La grève comme expérience intérieure

Tribune libre

On parle de violence, de vandalisme et d’intimidation ; on s’acharne à démontrer par dix mille théories que la cause étudiante est minée par ses excès ; on nous représente incessamment le désaveu de l’opinion publique ; on conseille avec paternalisme aux étudiants de se conduire comme des saints ou bien de rentrer en classe.
Mais il est une chose dont on ne parle pas. On ne parle pas de la beauté du mouvement étudiant. De l’exceptionnelle beauté de ce sentiment — qui nous faisait si cruellement défaut ! — d’être unis dans un même combat, dans un même espoir ! De la beauté de cette rage qui nous dévore, de cette rage qui est la tristesse d’une vie pleine d’âme et non de chiffres ! On ne parle pas de ces singulières leçons de grandeur morale que nous donnent tous ceux qui, forts de cette conviction qu’ils ne luttent pas seuls, sont prêts, pour défendre une idée juste, à défier toutes les matraques et toutes les injonctions !
De l’âme, enfin ! Oui, voilà le souffle de nouveau qui emporte le Québec. Enfin ! un peu moins de chiffres et un peu plus d’âme ! Je ne saurais la nommer autrement, cette force qui nous inspire à reprendre la lutte auprès des nôtres après avoir passé la nuit en prison dans les conditions humiliantes qu’on réserve aux truands, — et nous inspire à y retourner encore, s’il le faut ! Je ne saurais la nommer autrement, cette force qui nous soude ensemble par milliers en nous exhortant à rivaliser de courage, à rivaliser d’ardeur, à jeter des barricades, à ensevelir des villes entières sous une unanime clameur ! Je ne saurais la nommer autrement, cette force, cette rage, cette ivresse qui nous transporte, ce vif rapt de notre moi ravi par l’idée, par l’espoir !

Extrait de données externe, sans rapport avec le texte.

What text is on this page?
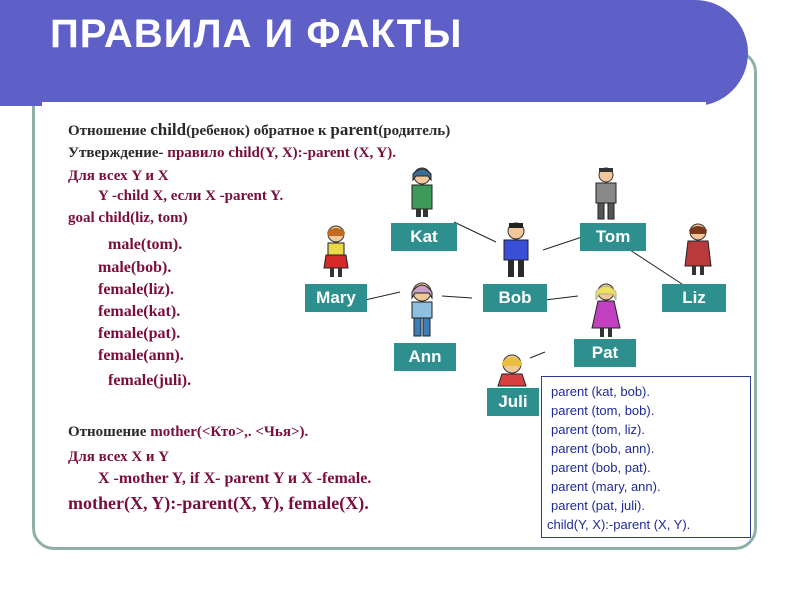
ПРАВИЛА И ФАКТЫ
Отношение child(ребенок) обратное к parent(родитель)
Утверждение- правило child(Y, X):-parent (X, Y).
Для всех Y и X
Y -child X, если X -parent Y.
goal child(liz, tom)
male(tom).
male(bob).
female(liz).
female(kat).
female(pat).
female(ann).
female(juli).
Отношение mother(<Кто>,. <Чья>).
Для всех X и Y
X -mother Y, if X- parent Y и X -female.
mother(X, Y):-parent(X, Y), female(X).
Kat	Tom
Mary	Bob	Liz
Ann	Pat
Juli
parent (kat, bob).
parent (tom, bob).
parent (tom, liz).
parent (bob, ann).
parent (bob, pat).
parent (mary, ann).
parent (pat, juli).
child(Y, X):-parent (X, Y).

Notre lutte est belle, notre lutte est bonne, notre lutte est l’exaltation de la vie contre les chiffres, de l’idée contre la matraque, du nous contre le moi ! Notre lutte nous fait entrevoir des vertiges d’espérance ! Refusez de négocier, et nous exigerons le gel ! Refusez le gel, et nous exigerons la gratuité ! Ignorez-nous, méprisez-nous, humiliez-nous, nous n’en serons que plus en droit de réclamer ! Car c’est avec vos lois, vos matraques, vos amendes, vos menaces, vos injures, votre arrogance et votre mépris qu’on se fabrique de l’espérance !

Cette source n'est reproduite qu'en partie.